4E. I Become a monk

         In tradition one day before go to monkhood must have religious ceremony. I tell to my parent in religious ceremony disallow kill animal for food and disallow drink alcohol. Disallow kill animal have not problem becase can sale prok and die chicken from the maket. But disallow drink alcohol have problem becase someone beg money from my brother for buy alcohol by i don't know. Drunken men are angry me. One drunken man distrub me. He has spell and he spell to me. I bear and don't interest him. In the night people who come in my religious ceremony pay respect and listen monk prays. At the end of rite there is one woman is faint lie down and cann't walk . At once the drunken man shout that the woman faint becase he spell to. And tell me in many people that i must grope the sole of foot of the woman and then grope on my head the woman will can walk. I cann't bear. I shout to drunken man that.” Go out from my home”. The drunken man shout back that “ You are little boy that wean. You have not spell more than me.” After that my brother bring him sleep at hall. In morning my parent shave my hair on my head for perpare go to monkhood. In this time there is some people who against emigrate Vietnam people which illigal. And some monk against too.

         My brother go to the city for bring one principal monk and one vice chairman monk. At walking together my brother say that “Although my younger brother is the son of emigrate Vietnam people but he can finish study in university in three year. And when finish study he come back home for go to monkhood.” when vice chairman monk listen that he go out and don't go to monkhood for me. And the principal have to go out with vice chairman monk. When my brother come back and tell that principal monk is not come go to monkhood for me. I and my parent are fell sad and dispond. It is show that we are low people. I receive affliction from father and law until i renounce my life for study in university. But now i receive affliction from social distinctly. I blad and i have to wear white suit stay at temple about 7 day until low people as me tell me that another sect can ordained for me. I go to the city. I stay at temple that can ordained for me. I wait about 15 day for ordained. All pass time i always do meditation and now i know that i mistaken perception. I more careful and control my think. Don't think that i am superb. Don't think that i am important man in the world. I don't can do anything as my want. Oh! State of low people can control this think but it is not good in future becase i will not do good thing for social if i see that i have not enough and i don't try help.
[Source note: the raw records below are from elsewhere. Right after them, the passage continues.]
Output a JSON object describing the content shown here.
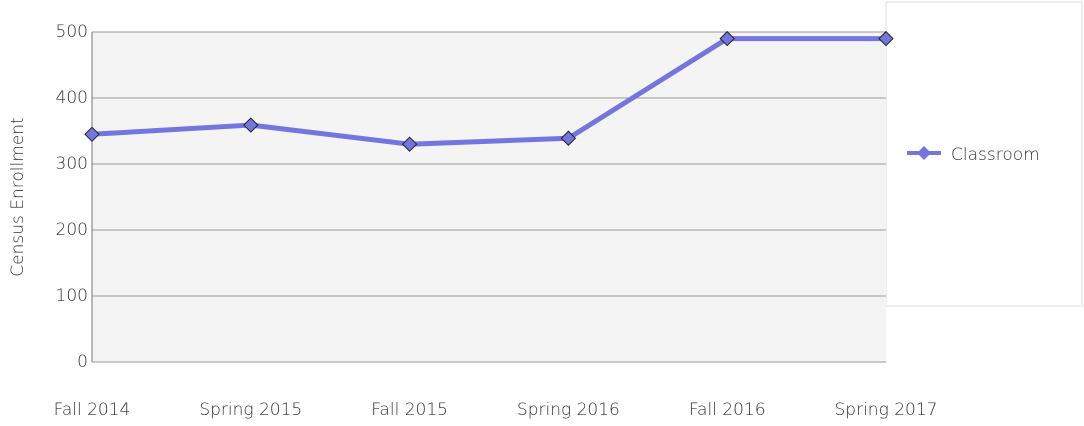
{
  "chart_data": {
    "type": "line",
    "y_label": "Census Enrollment",
    "categories": [
      "Fall 2014",
      "Spring 2015",
      "Fall 2015",
      "Spring 2016",
      "Fall 2016",
      "Spring 2017"
    ],
    "series": [
      {
        "name": "Classroom",
        "color": "#7575e0",
        "values": [
          345,
          359,
          330,
          339,
          490,
          490
        ]
      }
    ],
    "ylim": [
      0,
      500
    ],
    "yticks": [
      0,
      100,
      200,
      300,
      400,
      500
    ],
    "grid": true,
    "legend": "right"
  }
}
          At wait time i do meditation when i know inhale and outhale my sence is little and disappear when appear again it light and crystal don't know body (not have body) know spacificaly minde. I have happy. After that i know my body. I interest this event and i do it again by know inhale and outhale that event appear again but it more light and crystal and happiness than pass. It is a long time before know over my body.

         I had ordained. I have monk 15 day assistant abbot come from Bangkok. When he know that i had son of emigrate Vietnam people. He is angry me. Oh ! Advertisement of Thai Government against Communis is beyond expectation. The assistant abbot say that if he stay at time when i ordained and know that i ordained all my life. He woud stopy my ordained. All the time in three month assistant abbot speak about polistics to many monk and focus to me that he want give me out from monk if i want have monk all my life. I know becase my friend monk tell me after. And he say that i have many trouble if i want have monk all my life. During i am monk university send letter to me. University want permission paper from the Ministry of interior. But i can not find permission paper send to university.

         When start at 4 month the assistment abbot can not bear and come say to me that. “I see that you should leave the monkhood better if you want monkhood all you life.” I listen that i focus at my minde and think that . “It is sin off me. I should give him if he want”. So i say to him that. “ I will leave the monkhood as you beg . I hope we sin end at now .“ he smile as the winner.

         I leave the monkhood and stay at home 3 or 4 day. After that i go to Bangkok city. I go to watt Mahatad taprajun i meet mr. Kug who leave the monkhood as me but he go to monkhood 7 day. I and mr. Kug continue do meditation at section 5 watt Mahatad taprajun.